Antonis Christofides wrote:
But I think that checking user privileges at the database level is
better. I think it's simpler and more secure, and if later you also
want to create nonweb apps, you won't have any more
authentication/privilege headaches.
Couldn't agree more. But consider this reasoning as perhaps more
fundamental.
For a database app all security resolves to the basic permissions of a
single user being allowed to insert, update, delete or select any
particular row from any particular table. Every security system that is
implemented on some other basis will have to be resolved down to this.
So why not just implement this in the first place?
Our own approach was to build security directly into the specification.

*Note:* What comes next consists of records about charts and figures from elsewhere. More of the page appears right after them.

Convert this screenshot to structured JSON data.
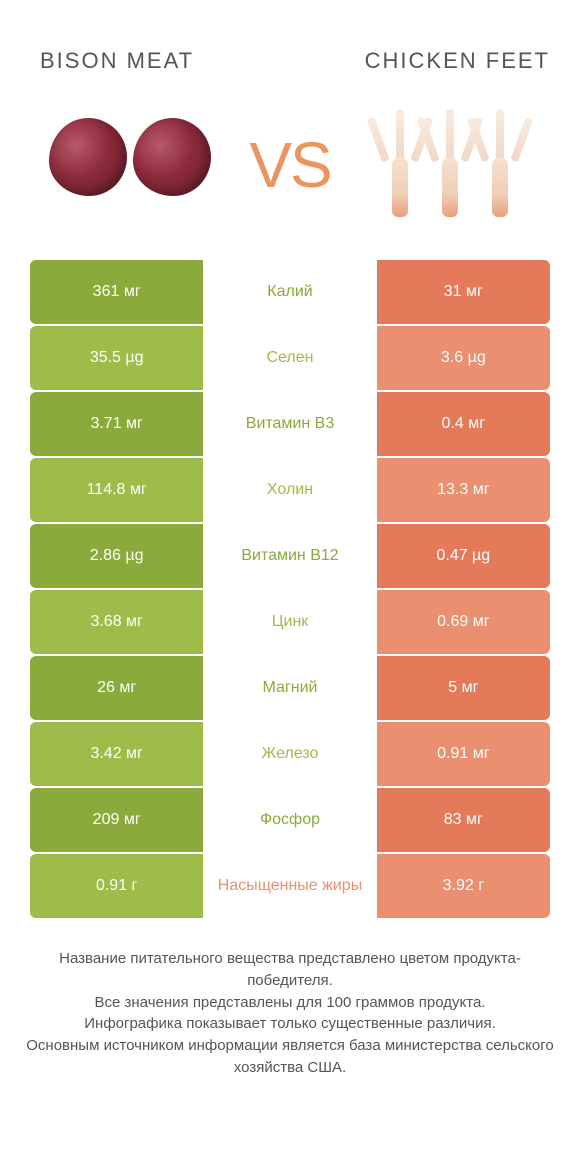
{
  "header": {
    "left_title": "BISON MEAT",
    "right_title": "CHICKEN FEET",
    "vs_label": "VS"
  },
  "colors": {
    "green_dark": "#8aaa3b",
    "green_light": "#9fbb4a",
    "coral_dark": "#e57a5a",
    "coral_light": "#ea8f6f",
    "text_white": "#ffffff",
    "text_mid": "#555555"
  },
  "comparison": {
    "rows": [
      {
        "left": "361 мг",
        "label": "Калий",
        "right": "31 мг",
        "winner": "left"
      },
      {
        "left": "35.5 µg",
        "label": "Селен",
        "right": "3.6 µg",
        "winner": "left"
      },
      {
        "left": "3.71 мг",
        "label": "Витамин B3",
        "right": "0.4 мг",
        "winner": "left"
      },
      {
        "left": "114.8 мг",
        "label": "Холин",
        "right": "13.3 мг",
        "winner": "left"
      },
      {
        "left": "2.86 µg",
        "label": "Витамин B12",
        "right": "0.47 µg",
        "winner": "left"
      },
      {
        "left": "3.68 мг",
        "label": "Цинк",
        "right": "0.69 мг",
        "winner": "left"
      },
      {
        "left": "26 мг",
        "label": "Магний",
        "right": "5 мг",
        "winner": "left"
      },
      {
        "left": "3.42 мг",
        "label": "Железо",
        "right": "0.91 мг",
        "winner": "left"
      },
      {
        "left": "209 мг",
        "label": "Фосфор",
        "right": "83 мг",
        "winner": "left"
      },
      {
        "left": "0.91 г",
        "label": "Насыщенные жиры",
        "right": "3.92 г",
        "winner": "right"
      }
    ]
  },
  "footer": {
    "line1": "Название питательного вещества представлено цветом продукта-победителя.",
    "line2": "Все значения представлены для 100 граммов продукта.",
    "line3": "Инфографика показывает только существенные различия.",
    "line4": "Основным источником информации является база министерства сельского хозяйства США."
  }
}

Our table definitions include security definitions, which groups can do
what do the table. The generator builds the security commands the same
way it builds the CREATE TABLE commands.
For this reason, in a web app
I've made, the app connects to the database as user postgres, and
after authenticating (receives user's password, checks with pg_shadow,
and uses session cookie) uses "set session authorization" in order to
lower its privileges.
I've considered this. How is it working out in real life? We connect
using real user credentials, and where necessary elevate to super-user,
which I think is probably marginally safer but more expensive.
I've even written triggers to implement
row-level permissions checking.
Yeah, this is cool. What kind of features have you implemented here?
We've just done the very basics, not much to brag about.